SEISMIC BEHAVIOR OF SILOS WITH DIFFERENT HEIGHT TO DIAMETER RATIOS CONSIDERING GRANULAR MATERIAL-STRUCTURE INTERACTION

Abstract

Silos are structures that are used for storing different types of granular material. Dynamic behavior of silos under seismic loads is very complex. In this paper seismic behavior of steel silos with different height to diameter ratios is investigated by considering granular material-structure interaction using ABAQUS finite element package. Silo wall is modeled by shell elements and its behavior is considered elastic, seismic behavior of granular material inside silo is highly nonlinear and requires a complex nonlinear description of the granular material. The hypoplasticity theory describes the stress rate as a function of stress, strain rate and void ratio.
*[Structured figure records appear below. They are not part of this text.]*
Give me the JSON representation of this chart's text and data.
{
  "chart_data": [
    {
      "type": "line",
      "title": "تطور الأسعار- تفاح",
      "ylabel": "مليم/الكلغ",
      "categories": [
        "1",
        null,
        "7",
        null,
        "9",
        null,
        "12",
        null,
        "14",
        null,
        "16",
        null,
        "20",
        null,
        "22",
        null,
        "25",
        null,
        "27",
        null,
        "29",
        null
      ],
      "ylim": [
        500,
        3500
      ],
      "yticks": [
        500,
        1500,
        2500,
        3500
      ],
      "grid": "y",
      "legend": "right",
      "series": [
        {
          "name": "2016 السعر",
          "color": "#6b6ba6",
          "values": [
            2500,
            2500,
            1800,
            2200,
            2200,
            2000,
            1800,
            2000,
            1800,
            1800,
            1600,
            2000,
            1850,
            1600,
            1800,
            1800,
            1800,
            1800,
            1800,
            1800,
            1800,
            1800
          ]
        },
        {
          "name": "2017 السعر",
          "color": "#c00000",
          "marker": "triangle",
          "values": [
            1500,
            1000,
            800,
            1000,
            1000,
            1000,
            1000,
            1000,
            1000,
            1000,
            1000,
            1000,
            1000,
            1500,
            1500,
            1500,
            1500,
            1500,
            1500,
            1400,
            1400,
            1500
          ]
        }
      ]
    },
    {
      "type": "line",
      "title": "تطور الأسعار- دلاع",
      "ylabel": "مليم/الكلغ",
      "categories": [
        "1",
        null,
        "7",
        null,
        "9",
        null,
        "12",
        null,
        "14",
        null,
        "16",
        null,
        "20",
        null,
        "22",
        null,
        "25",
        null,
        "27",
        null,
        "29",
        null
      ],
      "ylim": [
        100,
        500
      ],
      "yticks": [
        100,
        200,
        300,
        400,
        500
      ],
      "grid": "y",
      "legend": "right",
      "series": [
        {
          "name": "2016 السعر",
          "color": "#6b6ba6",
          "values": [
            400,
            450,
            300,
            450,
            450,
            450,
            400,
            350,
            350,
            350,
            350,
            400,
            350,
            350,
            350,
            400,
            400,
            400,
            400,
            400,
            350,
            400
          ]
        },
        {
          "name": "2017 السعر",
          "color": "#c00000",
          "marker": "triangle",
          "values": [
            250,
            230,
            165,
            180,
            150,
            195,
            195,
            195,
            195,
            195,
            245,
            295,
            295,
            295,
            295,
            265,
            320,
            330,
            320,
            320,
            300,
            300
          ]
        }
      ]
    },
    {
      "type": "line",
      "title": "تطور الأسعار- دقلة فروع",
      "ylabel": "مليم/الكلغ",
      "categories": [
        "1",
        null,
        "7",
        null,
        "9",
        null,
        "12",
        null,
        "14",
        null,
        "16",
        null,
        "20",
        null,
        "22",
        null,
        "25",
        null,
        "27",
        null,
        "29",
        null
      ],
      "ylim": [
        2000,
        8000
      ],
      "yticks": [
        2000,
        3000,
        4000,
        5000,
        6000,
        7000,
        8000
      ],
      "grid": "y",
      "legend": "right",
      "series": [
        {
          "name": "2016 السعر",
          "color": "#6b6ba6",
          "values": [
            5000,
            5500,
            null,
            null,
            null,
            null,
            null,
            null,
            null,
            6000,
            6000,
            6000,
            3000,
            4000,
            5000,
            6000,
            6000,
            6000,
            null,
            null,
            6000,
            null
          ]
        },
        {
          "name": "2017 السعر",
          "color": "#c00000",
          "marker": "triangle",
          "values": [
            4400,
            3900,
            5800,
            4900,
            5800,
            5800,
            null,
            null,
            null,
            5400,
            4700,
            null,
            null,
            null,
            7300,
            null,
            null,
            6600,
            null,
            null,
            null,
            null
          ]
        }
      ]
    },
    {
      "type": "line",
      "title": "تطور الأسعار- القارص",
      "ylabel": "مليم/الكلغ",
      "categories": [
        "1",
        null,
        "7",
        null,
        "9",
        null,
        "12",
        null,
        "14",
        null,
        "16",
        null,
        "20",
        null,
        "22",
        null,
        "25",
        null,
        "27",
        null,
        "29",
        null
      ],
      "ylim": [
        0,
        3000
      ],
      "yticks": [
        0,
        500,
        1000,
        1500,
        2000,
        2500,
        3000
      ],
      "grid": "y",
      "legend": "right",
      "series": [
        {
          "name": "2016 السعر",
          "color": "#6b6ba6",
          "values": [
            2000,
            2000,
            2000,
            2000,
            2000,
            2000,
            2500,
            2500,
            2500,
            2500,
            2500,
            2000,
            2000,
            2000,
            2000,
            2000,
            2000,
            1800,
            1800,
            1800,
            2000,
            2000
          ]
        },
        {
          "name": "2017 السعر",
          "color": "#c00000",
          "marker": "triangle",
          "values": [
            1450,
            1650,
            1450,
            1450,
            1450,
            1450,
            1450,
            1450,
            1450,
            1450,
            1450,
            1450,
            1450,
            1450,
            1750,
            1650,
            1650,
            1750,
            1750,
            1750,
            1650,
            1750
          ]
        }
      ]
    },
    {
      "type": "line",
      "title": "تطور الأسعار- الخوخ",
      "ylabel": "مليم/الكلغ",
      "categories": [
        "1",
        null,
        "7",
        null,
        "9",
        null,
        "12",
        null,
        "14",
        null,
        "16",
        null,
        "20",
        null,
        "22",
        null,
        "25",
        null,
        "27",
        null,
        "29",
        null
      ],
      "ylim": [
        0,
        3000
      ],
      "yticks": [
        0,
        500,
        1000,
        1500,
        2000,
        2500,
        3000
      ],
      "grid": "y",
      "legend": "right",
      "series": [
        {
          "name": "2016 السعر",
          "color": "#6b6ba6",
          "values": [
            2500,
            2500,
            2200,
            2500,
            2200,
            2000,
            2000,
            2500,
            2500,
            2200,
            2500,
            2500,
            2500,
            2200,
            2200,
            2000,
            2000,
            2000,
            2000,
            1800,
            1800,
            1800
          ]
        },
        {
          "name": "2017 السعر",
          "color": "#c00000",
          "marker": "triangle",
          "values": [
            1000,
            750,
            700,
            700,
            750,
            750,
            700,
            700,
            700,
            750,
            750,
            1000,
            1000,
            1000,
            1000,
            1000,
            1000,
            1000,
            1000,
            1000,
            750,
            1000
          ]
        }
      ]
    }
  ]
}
The granular material is modeled by solid elements and its behavior is considered with a hypoplastic constitutive model, for modeling of interaction between silo wall and granular material, surface to surface contact with coulomb friction law is considered between silo wall and granular material. The results show that the seismic behavior of silos is dependent on the height to diameter ratio of the silo. While considering a constant value for the distribution of acceleration in the height of silo leads to conservative design pressures for a squat silo based on Eurocode 8, this assumption is not conservative for a slender silo.